When we compare economies that are not exactly alike, it is difficult. When people talk about slow growth in loan, the question I always ask is: was a bank not wset up to take up deposits and give loans? When we do that, we make money. So why would we shy away from creating loans? People should remember that there are bigger issues. For instance, today, we don’t have a national ID scheme. If you are Modele and I am Nnamdi, there are many of us with that name but none of us has that unique number. If I am going to create loans, it means I have to look for second way out. How do I get my money should you not be able to pay? Banks do not lend money to companies so that they’d sell their assets to recover their money. We lend money so that you can use it and return it to us. But in a situation where it was only recently that we began to have a referencing system where it became easier. Like the CRMS, if I check today and I found out that you are a bad debtor in another bank, I am not allowed to lend money to you. We didn’t have all that framework in the past but imagine a situation in some countries where whatever you do is instantly recording some minus or plus for you in terms of credit rating, nobody wants to spoil his credit rating.

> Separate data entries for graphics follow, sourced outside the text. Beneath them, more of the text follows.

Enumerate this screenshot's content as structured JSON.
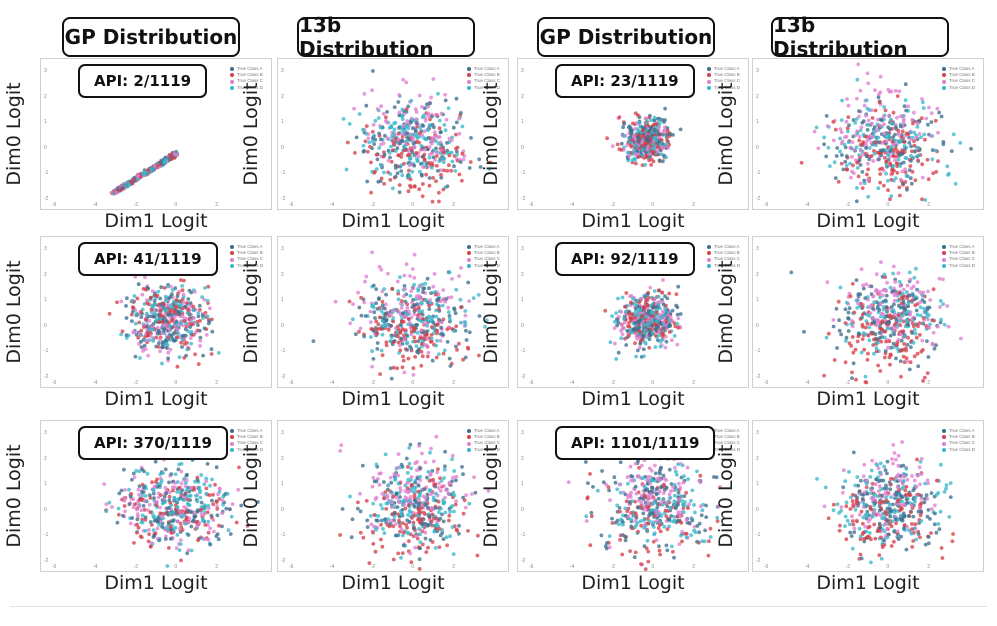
{
  "headers": [
    {
      "label": "GP Distribution"
    },
    {
      "label": "13b Distribution"
    },
    {
      "label": "GP Distribution"
    },
    {
      "label": "13b Distribution"
    }
  ],
  "axis": {
    "xlabel": "Dim1 Logit",
    "ylabel": "Dim0 Logit"
  },
  "legend": [
    "True Class A",
    "True Class B",
    "True Class C",
    "True Class D"
  ],
  "colors": {
    "class_a": "#3d6f8f",
    "class_b": "#d6404a",
    "class_c": "#e07fd0",
    "class_d": "#38b8cc"
  },
  "chart_data": [
    {
      "type": "scatter",
      "row": 1,
      "col": 1,
      "variant": "GP",
      "api": "API: 2/1119",
      "xlim": [
        -6,
        4
      ],
      "ylim": [
        -2,
        3
      ],
      "pattern": "line"
    },
    {
      "type": "scatter",
      "row": 1,
      "col": 2,
      "variant": "13b",
      "xlim": [
        -6,
        4
      ],
      "ylim": [
        -2,
        3
      ],
      "pattern": "spread"
    },
    {
      "type": "scatter",
      "row": 1,
      "col": 3,
      "variant": "GP",
      "api": "API: 23/1119",
      "xlim": [
        -6,
        4
      ],
      "ylim": [
        -2,
        3
      ],
      "pattern": "tight"
    },
    {
      "type": "scatter",
      "row": 1,
      "col": 4,
      "variant": "13b",
      "xlim": [
        -6,
        4
      ],
      "ylim": [
        -2,
        3
      ],
      "pattern": "spread"
    },
    {
      "type": "scatter",
      "row": 2,
      "col": 1,
      "variant": "GP",
      "api": "API: 41/1119",
      "xlim": [
        -6,
        4
      ],
      "ylim": [
        -2,
        3
      ],
      "pattern": "medium"
    },
    {
      "type": "scatter",
      "row": 2,
      "col": 2,
      "variant": "13b",
      "xlim": [
        -6,
        4
      ],
      "ylim": [
        -2,
        3
      ],
      "pattern": "spread"
    },
    {
      "type": "scatter",
      "row": 2,
      "col": 3,
      "variant": "GP",
      "api": "API: 92/1119",
      "xlim": [
        -6,
        4
      ],
      "ylim": [
        -2,
        3
      ],
      "pattern": "medium-tight"
    },
    {
      "type": "scatter",
      "row": 2,
      "col": 4,
      "variant": "13b",
      "xlim": [
        -6,
        4
      ],
      "ylim": [
        -2,
        3
      ],
      "pattern": "spread"
    },
    {
      "type": "scatter",
      "row": 3,
      "col": 1,
      "variant": "GP",
      "api": "API: 370/1119",
      "xlim": [
        -6,
        4
      ],
      "ylim": [
        -2,
        3
      ],
      "pattern": "wide"
    },
    {
      "type": "scatter",
      "row": 3,
      "col": 2,
      "variant": "13b",
      "xlim": [
        -6,
        4
      ],
      "ylim": [
        -2,
        3
      ],
      "pattern": "spread"
    },
    {
      "type": "scatter",
      "row": 3,
      "col": 3,
      "variant": "GP",
      "api": "API: 1101/1119",
      "xlim": [
        -6,
        4
      ],
      "ylim": [
        -2,
        3
      ],
      "pattern": "spread"
    },
    {
      "type": "scatter",
      "row": 3,
      "col": 4,
      "variant": "13b",
      "xlim": [
        -6,
        4
      ],
      "ylim": [
        -2,
        3
      ],
      "pattern": "spread"
    }
  ]
}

But in Nigeria, because of our low infrastructural development, you could have recalcitrant borrowers go from one bank to another. As you know, we are getting there slowly. Very soon, with the BVN, a bank can actually block you from borrowing. That is, when we develop up till that level. But today, with the BVN and the CRMS, you will agree with me that it is easier to create loans. Having said that, we still have huge amount of borrowers, who do not have alternative means to secure their loans in banks. And banks are also concerned about lending monies that don’t come back and you have nothing to fall back on. So, this narrative is what is affecting loan growth.

People say part of the problem is that, we have too many big banks like yours. That most banks tend to look at large corporations and invest in government securities and they really don’t have time for SMEs, where the real economic growth happens and jobs are created. Your bank took a different path and is very focused on the economy. What are the challenges of bridging this space?

In the SMEs space, you are basically taking higher risks. On one of the occasions when we won SMEs bank of the year, and I was going on the podium to receive the prize, I had some other colleagues and CEOs who said to me: Now you are receiving prize for best SMEs bank, in three years, you will be the best bad loan bank. Fortunately, that has not happened, and we will continue to support SMEs because our strategy is deliberate. We have what we call managed SMEs and the general categories of SMEs. We serve these people in clusters. People who have homogenous needs, we developed products for them. 

And the prequalification is done in such a manner that some of them are mutually reinforcing. Once one person defaults, it can shut down the product line for the rest. So they make sure that they pay. There are many ways you can handle SMEs and that is why Fidelity has largely been successful. We have done it back to back and our NPLs in that area is not anything worrisome.

How is quarter four looking?                                      

For Q4, when we had our investors’ conference call, we had guided a market that we do not see much changing and truly, this is the last month of the quarter. We are looking set to hit our projections that we had guided the market for. Those who participated in our conference calls, we gave them certain guides as to what we would likely deliver. I dare say we are on course to deliver what we have promised.

What are your projections for retail lending in 2018?

You know in the last one or two years, salary payments were delayed, disposable income was lower, so retail lending was such a high-risk game. With the gradual recovery in the economy, we see retail lending picking up and somewhere between 7.5 per cent to 10 per cent growth in 2018 will be more likely. We had some huge retail customers in clusters- either staff of major companies or public sector- depending on how badly hit each sector is, will determine how much percentage you want to grow in that area.